Finalmente il governatore Attilio Fontana, dopo l’assurda polemica di ieri contro la Protezione Civile, e dopo aver parlato di «speculazioni vergognose» ricordando che, da indicazioni dell’ISS, i tamponi andrebbero fatti solo ai sintomatici, oggi cambia registro e dice che la Lombardia dovrà effettuare più tamponi, anche ai soggetti paucisintomatici.
Eppure, come ha ricordato il virologo Pregliasco, gli studi effettuati a Vò Euganeo hanno dimostrato che il 75% dei contagiati era asintomatico! Fontana ha più volte dichiarato che in Lombardia è stato effettuato il maggior numero di tamponi: vero in termini assoluti, ma i controlli sono stati largamente inferiori a quelli del Veneto, se rapportati alla popolazione.
Oggi dobbiamo recuperare il terreno perduto, con i disastri che abbiamo conosciuto, concentrando l’attività diagnostica innanzitutto sulle categorie più a rischio: il personale sanitario, non solo ospedaliero, il personale e gli assistiti in comunità residenziali, il volontariato e la protezione civile nonché i soggetti sintomatici e le persone venute a contatto.
Si tratta di 100mila dipendenti delle aziende sanitarie, 50mila nelle RSA, e altre migliaia di altri operatori sanitari e di assistenza del privato, oltre a un numero non precisato ma certamente numeroso di persone sintomatiche e dei loro contatti. Ne consegue che, data l’urgenza dei tempi, è indispensabile la previsione di «almeno» 10mila tamponi al giorno, contro i 5mila proposti dal Governatore Fontana.
Non è un gioco al rialzo, né una proposta di controlli a tappeto, ma il minimo sindacale per tutelare almeno i lavoratori della sanità oggi più esposti, e per individuare e possibilmente tracciare i soggetti positivi. Per questo è indispensabile aumentare il numero di laboratori che effettuano i test e potenziare la loro capacità di analizzarli, in modo da garantire lo stesso numero di esami.

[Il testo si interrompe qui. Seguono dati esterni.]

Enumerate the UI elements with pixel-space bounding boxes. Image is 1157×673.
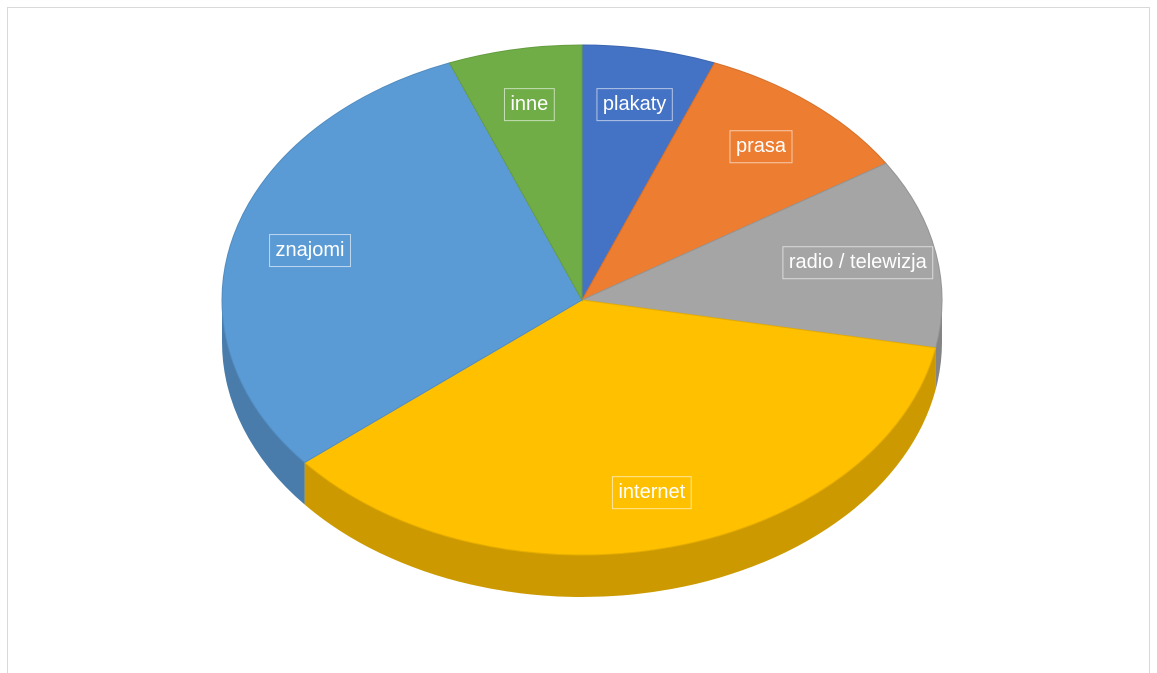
label-box [269, 234, 351, 268]
slice-side [935, 300, 942, 390]
slice-side [222, 300, 305, 505]
pie-sides [222, 300, 942, 598]
slice [580, 62, 887, 302]
data-label: internet [618, 481, 685, 503]
slice [303, 299, 937, 556]
slice [580, 162, 943, 349]
label-box [611, 476, 692, 510]
slice-side [304, 347, 936, 598]
label-box [729, 130, 793, 164]
data-label: inne [510, 93, 548, 115]
label-box [503, 88, 555, 122]
slice [221, 62, 583, 464]
label-box [782, 246, 934, 280]
data-label: radio / telewizja [789, 251, 928, 273]
label-box [596, 88, 673, 122]
pie-labels: plakaty prasa radio / telewizja internet zna… [269, 88, 934, 510]
data-label: prasa [736, 135, 787, 157]
data-label: znajomi [276, 239, 345, 261]
data-label: plakaty [603, 93, 666, 115]
pie-tops [221, 44, 943, 556]
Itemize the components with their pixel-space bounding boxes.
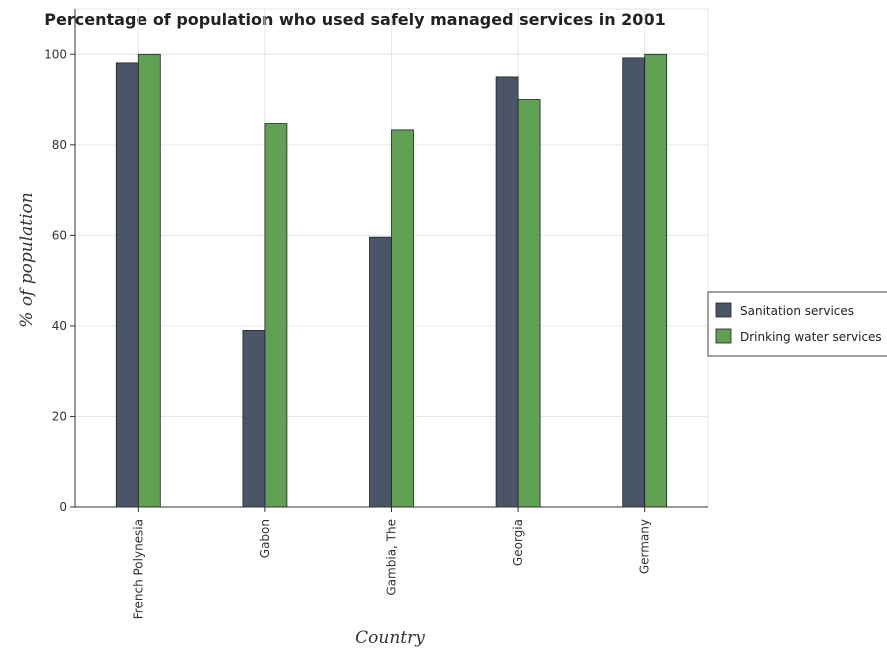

Si dovrebbe altresì attivare il controllo anticorpale in modo da escludere dai tamponi le persone che risultino immunizzate. Ma, si sente dire, attualmente non sarebbe disponibile un numero sufficiente di tamponi e di kit. Sino a pochi giorni fa la società produttrice italiana si diceva pronta a inviare 500 mila tamponi negli USA, e dichiarava di avere comunque scorte a disposizione. Cosa è cambiato in così breve tempo? E quanto ai kit diagnostici, perché si è tardato a reperirli dalle ditte straniere? E perché non aderire subito alla proposta dei ricercatori che si sono offerti di effettuare un numero molto rilevante di controlli nei loro laboratori?